Cells were cultured as indicated on collagen II–coated gel or glass substrates in eight-well Lab-Tek chamber slides (177402; Nunc/Thermo Fisher Scientific, Rochester, NY) with and without TGFβ for 45 min before harvest. Cells were washed in PBS twice, followed by fixation in 4% paraformaldehyde in PBS for 15 min at room temperature. After three PBS washes, cells were permeabilized in PBS with 0.5% Triton X-100 for 5 min and washed again (3× PBS). Cells were blocked for 1 h (PBS, 10% goat serum, and 0.5% Triton X-100) before overnight incubation with Smad2/3 antibody (sc8332; Santa Cruz Biotechnology) diluted 1:400 in PBS, 2% goat serum, and 3% Triton X-100 at 4°C in a humidifying chamber.
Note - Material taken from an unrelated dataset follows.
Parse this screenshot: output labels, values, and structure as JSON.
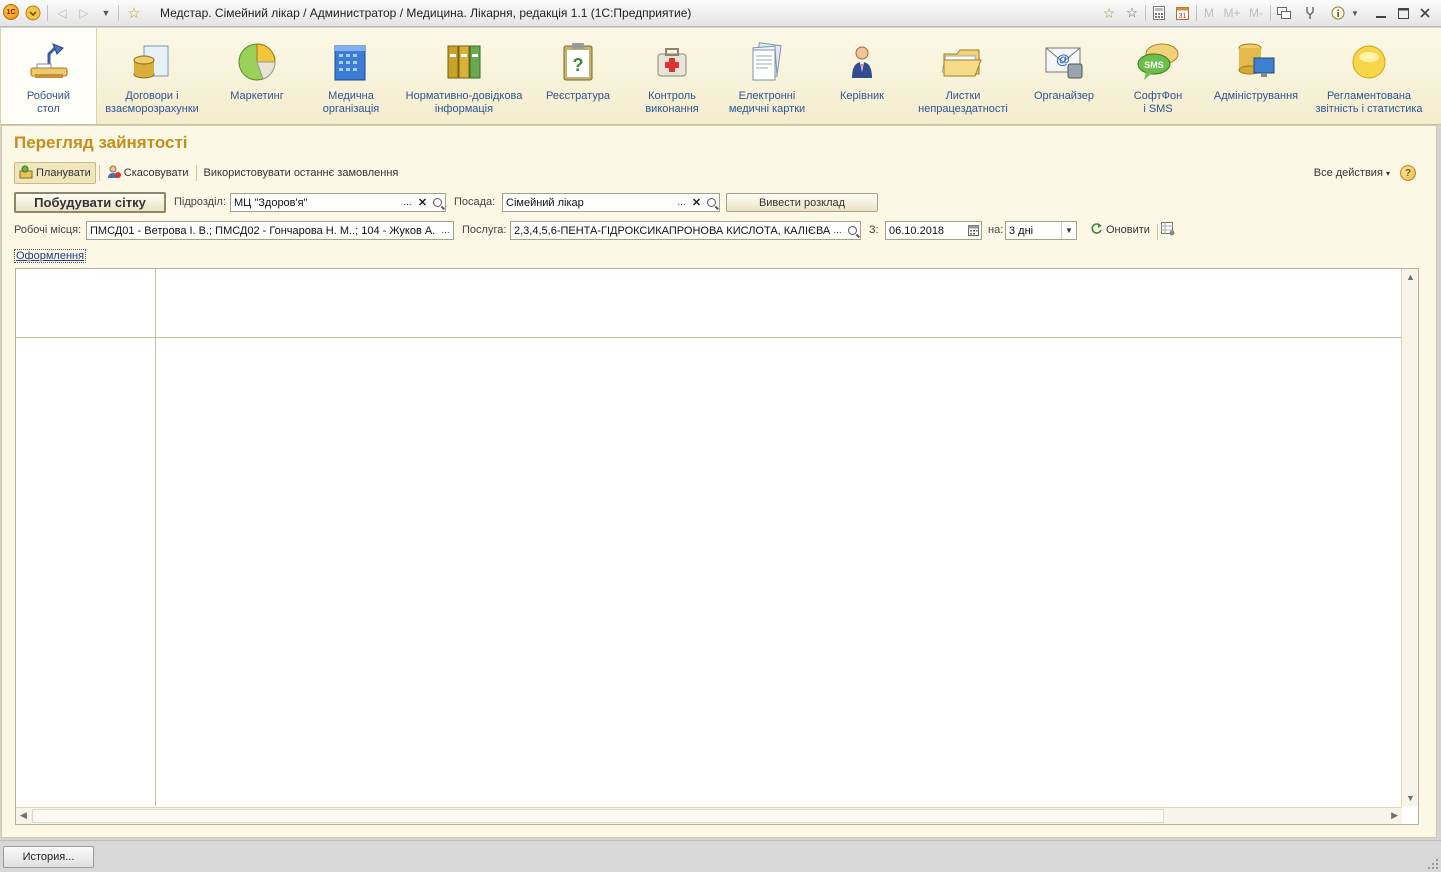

After three PBS washes, cells were incubated with the secondary goat anti-rabbit Alexa Fluor 488 (A11034; Invitrogen) diluted 1:400 in PBS with 2% goat serum and 1.5% Triton X-100 for 1 h at room temperature, followed by another three washes with PBS. Rhodamine–phalloidin (R415; Invitrogen) was diluted to 1:800 in PBS and incubated with fixed cells for 20 min at room temperature. Finally, cells were washed with PBS three times and the well walls removed. For cells cultured on glass, the gasket was removed before adding SlowFade Gold mounting medium with 4′,6-diamidino-2-phenylindole (DAPI; S36939; Invitrogen) and covering it with a coverslip. For cells cultured on gels, the gasket was left attached, and mounting medium was added to each gel before applying the coverslip. Cells were visualized using an Olympus IX Widefield Microscope (Olympus, Tokyo, Japan). Images were processed in ImageJ (National Institutes of Health, Bethesda, MD). The averages and standard deviations shown in the figure represent the percentage of cells with nuclear localized Smad2/3 in several images taken across three biological replicates for each substrate. ANOVA followed by the Student Newman–Keuls test was used to evaluate statistical significance.